All competitive forces have an enormous effect on industry attractiveness, whether in itself or in combination thereof. Ideally, as stated on page 93, a competitive environment is one in which both suppliers and customers are in weak bargain positions, there are no good substitutes, entry barriers are relatively high, and rivalry among present sellers is only moderate . This utopian industry would enjoy earning sustainable superior profits. In the real world, however, this would be by far impossible to realize such an industrial competitive environment. Any of the five competitive forces can create a burden from the profit-making standpoint. The company in itself can create a favorable or attractive industry by providing a good enough defense against competitive pressures to preserve and enhance their ability to earn above-average profits. Therefore, all five competitive forces have an impact on the industry s attractiveness and transfer the burden on the company to a good defensive strategy to counter the competitive pressures in its favor.
The key factor that determine the success of fireworks manufactures are low-cost plant locations coupled with access to adequate supplies of shared labor both of these factors go hard in hard with each other to catalyze the man key factor that outranks the others in importance; low-cost production efficiency. This key factor is achieved through economies of scale and obtaining experience curve effects that result in price appeal to buyers. It is of prime importance for manufacturers to strictly concentrate on this key success factor to prosper in the marketplace. By paying close attention to the efficiency and effectiveness of manufacturing fireworks, companies can become financially and competitively successfully.
In this case, I would take the optimistic point of view to recommend Jerry Yu on truly investing in a fireworks factory that was owned by a village. With government intervention in regulating prices and opening distribution channels for increased promotion of Liuyang fireworks, the industry would begin to grow and the profit margin would start to flourish. As opposed to prior gun ho unplanned strategies which leveled the profit margin and the quality of the product, Mr. Yu can realize a competitive advantage by integrating the proper strategies with R&D to the current market conditions; and, open the doors to profitability in the export market as well as the domestic market. I have personally been enlightened since a child by firecrackers and fireworks, and nothing is more fascinating than to go to an amusement park like Fiesta Texas and experiencing the special effects associated with fireworks, lasers, animated cartoon characters, and musical accompaniments being displayed at night by the side of the mountain. With this in mind, fireworks will never cease to exist and will continue to be a great spectacle on special occasions like the fourth of July and other amusement and sporting events. In short, the fireworks industry will continue to flourish and grow for scores of years. With the right strategies, Mr. Yu can certainly cash in on a very formidable industry the fireworks will continue to be.

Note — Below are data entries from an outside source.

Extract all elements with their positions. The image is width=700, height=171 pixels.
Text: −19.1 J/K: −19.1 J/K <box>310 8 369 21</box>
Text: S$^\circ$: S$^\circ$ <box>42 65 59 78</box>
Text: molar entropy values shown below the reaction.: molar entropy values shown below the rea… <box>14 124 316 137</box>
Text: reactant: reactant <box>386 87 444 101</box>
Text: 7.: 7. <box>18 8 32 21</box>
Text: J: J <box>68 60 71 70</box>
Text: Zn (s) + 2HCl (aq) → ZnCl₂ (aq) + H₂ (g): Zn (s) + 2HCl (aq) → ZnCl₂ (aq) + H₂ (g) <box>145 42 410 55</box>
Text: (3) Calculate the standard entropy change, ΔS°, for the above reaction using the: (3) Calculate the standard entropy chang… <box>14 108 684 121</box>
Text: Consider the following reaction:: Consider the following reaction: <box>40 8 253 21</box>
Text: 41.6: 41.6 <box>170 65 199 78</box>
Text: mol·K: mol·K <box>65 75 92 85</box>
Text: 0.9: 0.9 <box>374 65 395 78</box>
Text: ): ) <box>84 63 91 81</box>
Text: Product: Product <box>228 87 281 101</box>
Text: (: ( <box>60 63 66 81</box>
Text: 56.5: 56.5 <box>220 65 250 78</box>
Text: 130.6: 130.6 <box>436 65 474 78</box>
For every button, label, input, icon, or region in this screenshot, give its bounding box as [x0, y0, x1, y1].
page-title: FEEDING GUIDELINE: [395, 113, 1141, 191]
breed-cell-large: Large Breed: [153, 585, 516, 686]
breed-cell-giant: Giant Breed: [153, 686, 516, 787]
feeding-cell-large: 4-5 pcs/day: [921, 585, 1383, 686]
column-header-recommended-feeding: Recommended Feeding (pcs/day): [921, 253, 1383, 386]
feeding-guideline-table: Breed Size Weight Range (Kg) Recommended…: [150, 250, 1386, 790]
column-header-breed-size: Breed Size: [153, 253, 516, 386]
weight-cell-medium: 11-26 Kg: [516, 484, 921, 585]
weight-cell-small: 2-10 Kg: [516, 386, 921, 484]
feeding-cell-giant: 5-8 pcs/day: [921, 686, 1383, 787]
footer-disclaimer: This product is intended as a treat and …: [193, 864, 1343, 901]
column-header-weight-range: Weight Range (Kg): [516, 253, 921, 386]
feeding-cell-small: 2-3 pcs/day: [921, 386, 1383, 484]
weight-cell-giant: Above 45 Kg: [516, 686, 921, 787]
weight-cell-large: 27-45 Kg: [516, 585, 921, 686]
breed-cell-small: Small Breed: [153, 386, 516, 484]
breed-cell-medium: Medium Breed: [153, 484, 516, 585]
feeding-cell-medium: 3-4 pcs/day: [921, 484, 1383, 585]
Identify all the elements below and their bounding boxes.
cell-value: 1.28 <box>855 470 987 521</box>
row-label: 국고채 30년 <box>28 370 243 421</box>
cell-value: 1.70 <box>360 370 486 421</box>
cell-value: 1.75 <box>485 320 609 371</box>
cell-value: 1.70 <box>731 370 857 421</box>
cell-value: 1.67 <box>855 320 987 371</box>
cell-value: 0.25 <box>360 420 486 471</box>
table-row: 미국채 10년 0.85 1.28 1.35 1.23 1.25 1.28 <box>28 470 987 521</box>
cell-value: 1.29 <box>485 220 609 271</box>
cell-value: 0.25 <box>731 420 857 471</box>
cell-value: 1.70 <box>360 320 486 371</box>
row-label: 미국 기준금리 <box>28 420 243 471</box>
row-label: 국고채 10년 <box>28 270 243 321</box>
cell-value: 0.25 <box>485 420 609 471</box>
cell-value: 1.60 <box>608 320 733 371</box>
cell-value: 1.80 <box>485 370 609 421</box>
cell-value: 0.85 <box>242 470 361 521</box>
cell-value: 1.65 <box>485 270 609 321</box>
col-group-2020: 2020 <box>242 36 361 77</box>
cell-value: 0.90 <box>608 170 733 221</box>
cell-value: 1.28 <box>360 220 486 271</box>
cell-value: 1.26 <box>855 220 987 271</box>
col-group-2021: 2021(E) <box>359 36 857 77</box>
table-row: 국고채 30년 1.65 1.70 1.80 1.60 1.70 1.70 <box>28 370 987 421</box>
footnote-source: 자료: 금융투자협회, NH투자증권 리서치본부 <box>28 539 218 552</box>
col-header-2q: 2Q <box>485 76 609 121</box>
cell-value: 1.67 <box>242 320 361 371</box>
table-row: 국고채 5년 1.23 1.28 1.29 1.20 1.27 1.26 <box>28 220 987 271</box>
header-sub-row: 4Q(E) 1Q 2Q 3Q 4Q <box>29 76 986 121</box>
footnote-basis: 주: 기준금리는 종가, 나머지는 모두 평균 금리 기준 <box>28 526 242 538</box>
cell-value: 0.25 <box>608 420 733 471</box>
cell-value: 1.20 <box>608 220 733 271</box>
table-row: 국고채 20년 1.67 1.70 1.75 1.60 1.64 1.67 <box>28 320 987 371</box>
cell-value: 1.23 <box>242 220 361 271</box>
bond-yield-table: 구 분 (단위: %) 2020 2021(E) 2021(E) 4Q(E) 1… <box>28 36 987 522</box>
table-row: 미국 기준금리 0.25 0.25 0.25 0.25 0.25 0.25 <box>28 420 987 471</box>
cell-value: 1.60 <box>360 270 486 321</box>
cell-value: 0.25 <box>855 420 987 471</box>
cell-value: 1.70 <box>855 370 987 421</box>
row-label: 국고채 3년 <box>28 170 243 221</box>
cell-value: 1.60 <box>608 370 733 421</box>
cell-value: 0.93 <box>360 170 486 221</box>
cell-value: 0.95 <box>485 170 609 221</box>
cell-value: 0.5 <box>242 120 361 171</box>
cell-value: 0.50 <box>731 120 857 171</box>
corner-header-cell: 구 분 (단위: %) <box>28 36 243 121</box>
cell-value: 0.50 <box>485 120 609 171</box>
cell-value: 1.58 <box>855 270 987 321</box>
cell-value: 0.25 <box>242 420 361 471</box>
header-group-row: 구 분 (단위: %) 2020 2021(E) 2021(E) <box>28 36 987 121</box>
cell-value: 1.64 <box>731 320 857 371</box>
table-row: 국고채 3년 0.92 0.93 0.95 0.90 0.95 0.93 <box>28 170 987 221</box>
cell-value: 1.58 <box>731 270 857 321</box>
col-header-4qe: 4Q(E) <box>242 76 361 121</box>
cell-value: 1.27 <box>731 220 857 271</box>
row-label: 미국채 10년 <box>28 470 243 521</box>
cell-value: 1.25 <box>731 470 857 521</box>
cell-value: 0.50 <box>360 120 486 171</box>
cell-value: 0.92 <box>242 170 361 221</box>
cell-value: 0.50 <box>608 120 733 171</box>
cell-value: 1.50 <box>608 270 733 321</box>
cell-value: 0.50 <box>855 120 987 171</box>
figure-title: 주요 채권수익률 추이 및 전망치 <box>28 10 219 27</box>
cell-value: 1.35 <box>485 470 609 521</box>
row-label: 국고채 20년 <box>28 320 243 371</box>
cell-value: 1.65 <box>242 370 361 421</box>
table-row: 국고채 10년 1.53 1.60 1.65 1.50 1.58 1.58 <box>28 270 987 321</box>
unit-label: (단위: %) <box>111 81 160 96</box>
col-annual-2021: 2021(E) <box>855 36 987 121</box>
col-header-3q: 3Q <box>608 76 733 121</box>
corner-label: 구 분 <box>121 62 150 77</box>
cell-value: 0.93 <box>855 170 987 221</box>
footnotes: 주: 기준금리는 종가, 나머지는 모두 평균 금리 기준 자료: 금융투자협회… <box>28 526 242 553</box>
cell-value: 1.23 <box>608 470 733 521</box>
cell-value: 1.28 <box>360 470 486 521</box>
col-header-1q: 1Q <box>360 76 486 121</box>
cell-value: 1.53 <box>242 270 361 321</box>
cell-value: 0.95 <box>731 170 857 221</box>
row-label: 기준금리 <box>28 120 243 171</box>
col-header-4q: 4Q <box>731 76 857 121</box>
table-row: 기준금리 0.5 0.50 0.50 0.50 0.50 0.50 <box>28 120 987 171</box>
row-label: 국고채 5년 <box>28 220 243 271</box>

The strategy options that a new entrant should consider are actions and approaches that define how the company will manage R&D, production, sales and marketing, and finance. With this in mind, the company can better allocate its efforts into future growth and prosperity while enjoying a slow but gradual increase in profit margins. Also, a new competitor should have strategies in position for adaptive reactions to changing circumstances from initiatives to out compete rivals to defensives to guard against threats to the company s well being. In addition, strategic alliances and collaborative partnerships or mergers should be considered to better improve the strength and power of a newcomer should the need arise.